Durante l’evento gratuito e aperto al pubblico il visitatore, alla presenza dei professional organizers italiani, potrà imparare a gestire la propria agenda, ad organizzare l’armadio, ad avere una scrivania libera dal superfluo e l’inbox libero, a fare space clearing, ad organizzare con i bambini, e potrà richiedere, inoltre, una consulenza personalizzata e gratuita nell’angolo ‘Parla con un p.o.’. Partners dell’evento saranno: Domopak Living, Organizzare Italia, StudioT, Studio Garattoni&Vaccariello che, attraverso consulenza e dimostrazioni, contribuiranno a delineare e costruire al meglio il percorso organizzativo che ciascun visitatore vorrà intraprendere in linea con le proprie esigenze organizzative.
“Da 5 anni organizziamo la vita delle persone per aiutarle a combattere lo stress, sul lavoro e in famiglia”. Così, in un’intervista a Labitalia, Sabrina Toscani, presidente Apoi (Associazione professional organizers Italia), fa un bilancio dei primi 5 anni dell’associazione. “Sono stati anni molto intensi e stimolanti: abbiamo raggiunto -racconta-quasi i 100 iscritti, abbiamo proposto 4 eventi nazionali con un afflusso mediamente di 200 persone in 4 città italiane (Bologna, Milano, Roma, Torino), abbiamo organizzato 4 edizioni della ‘Settimana dell’organizzazione’ (che ha luogo in primavera) con più di 150 eventi diffusi in tutta Italia”.
“Si è parlato molto -spiega- della professione del professional organizer e di Apoi e l’argomento dell’organizzazione personale è oggi molto diffuso, anche grazie al nostro contributo. Insomma, siamo ancora molto giovani, ma la passione e la dedizione hanno portato ad avviare molti nuovi professionisti che aiutano le persone a vivere meglio le proprie giornate, con meno stress e maggior soddisfazione, attraverso strategie e metodi organizzativi”. “Molte persone -fa notare Sabrina Toscani- lamentano di non riuscire ad impostare un ordine duraturo in casa, altri riscontrano difficoltà a gestire la famiglia e i bambini, altri ancora provano ansia e preoccupazione a causa del carico di lavoro a cui non sono più capaci di dare risposta. Le richieste riguardano, quindi, principalmente il modo di affrontare la giornata, sia essa in ambito domestico o lavorativo, per cercare di fare pulizia, soprattutto mentale”.

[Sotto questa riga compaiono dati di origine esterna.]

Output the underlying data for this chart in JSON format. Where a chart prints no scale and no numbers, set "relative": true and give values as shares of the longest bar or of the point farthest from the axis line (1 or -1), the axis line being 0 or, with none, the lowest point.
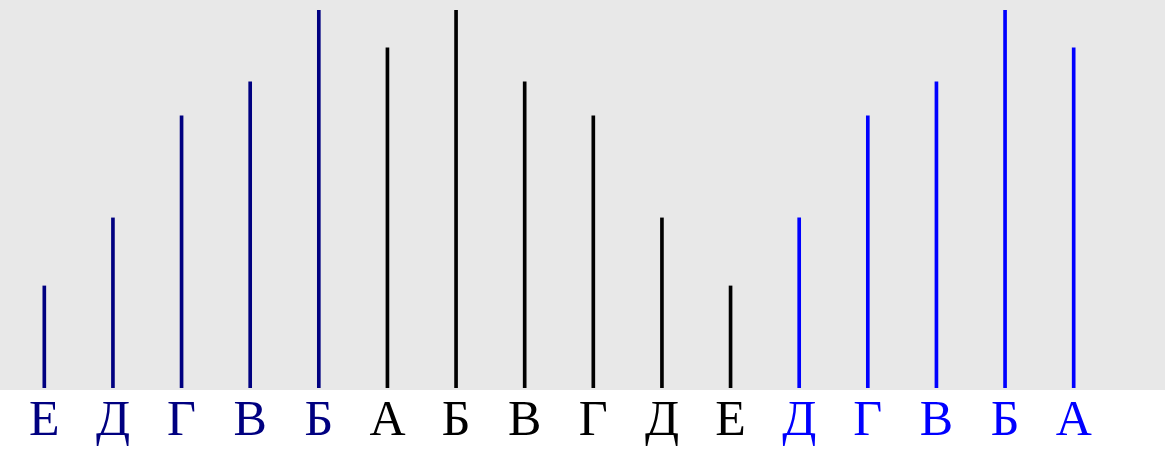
{
  "chart_data": {
    "type": "bar",
    "relative": true,
    "legend": false,
    "categories": [
      "Е",
      "Д",
      "Г",
      "В",
      "Б",
      "А",
      "Б",
      "В",
      "Г",
      "Д",
      "Е",
      "Д",
      "Г",
      "В",
      "Б",
      "А"
    ],
    "series": [
      {
        "color": "#000080",
        "values": [
          0.27,
          0.45,
          0.72,
          0.81,
          1.0,
          null,
          null,
          null,
          null,
          null,
          null,
          null,
          null,
          null,
          null,
          null
        ]
      },
      {
        "color": "#000000",
        "values": [
          null,
          null,
          null,
          null,
          null,
          0.9,
          1.0,
          0.81,
          0.72,
          0.45,
          0.27,
          null,
          null,
          null,
          null,
          null
        ]
      },
      {
        "color": "#0000ff",
        "values": [
          null,
          null,
          null,
          null,
          null,
          null,
          null,
          null,
          null,
          null,
          null,
          0.45,
          0.72,
          0.81,
          1.0,
          0.9
        ]
      }
    ]
  }
}
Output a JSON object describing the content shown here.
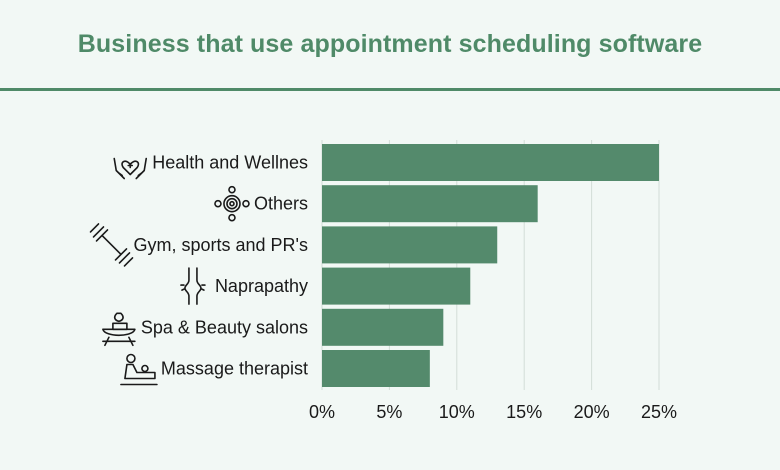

“Gli associati ad oggi -ricorda- sono circa 100, abbastanza equamente distribuiti in tutte le regioni italiane, dalla Sicilia al Trentino, compreso San Marino. Gli ambiti di specializzazione dei professional organizers sono i più diversi, chi si muove in ambito domestico, chi con le famiglie e i bambini, chi in azienda, chi con i disorganizzati cronici, chi nelle scuole, insomma gli ambiti di applicazione delle abilità organizzative sono tantissimi e così anche le modalità di proporsi dei singoli professionisti dell’organizzazione”. “Per molto tempo -chiarisce- l’abilità organizzativa è stata data per scontata, ora finalmente, anche grazie al nostro lavoro di sensibilizzazione, ci si rende conto che non è scontato sapersi organizzare, ma è fondamentale. Oggigiorno tutto richiede la nostra attenzione e la nostra energia, e troppo spesso concludiamo le nostre giornate sfiniti e non soddisfatti. L’organizzazione ci aiuta a far chiarezza, a muoverci in maniera più strategica con un occhio di riguardo alle nostra risorse personali: tempo, spazio, energie, denaro”.
(segue)
“L’Associazione -assicura la presidente- continuerà nel lavoro che si è prefissata fin dall’inizio, ovvero divulgare l’importanza per tutti di individuare e allenare le capacità organizzative e proporre la professione come valida risposta in questa continua ricerca di soluzioni, strategie, strumenti e metodi organizzativi. L’obiettivo è quello di aumentare il numero di membri, ma soprattutto accrescere sempre più la professionalità dei nostri associati”.
“E’ molto interessante -afferma- confrontarsi con loro e capire come si sta sviluppando il mondo del professional organizing in altre realtà culturali. Come spesso accade tutto è iniziato negli Stati Uniti, tutte le associazioni riconoscono che l’associazione americana è un esempio da seguire”.
“Tuttavia – conclude – lo spirito latino vede degli importanti adattamenti della professione al nostro modo di essere e di vivere, ne risulta una fantastica ricetta di pragmatismo e idee, strategie, unite a umanità, empatia e divertimento”.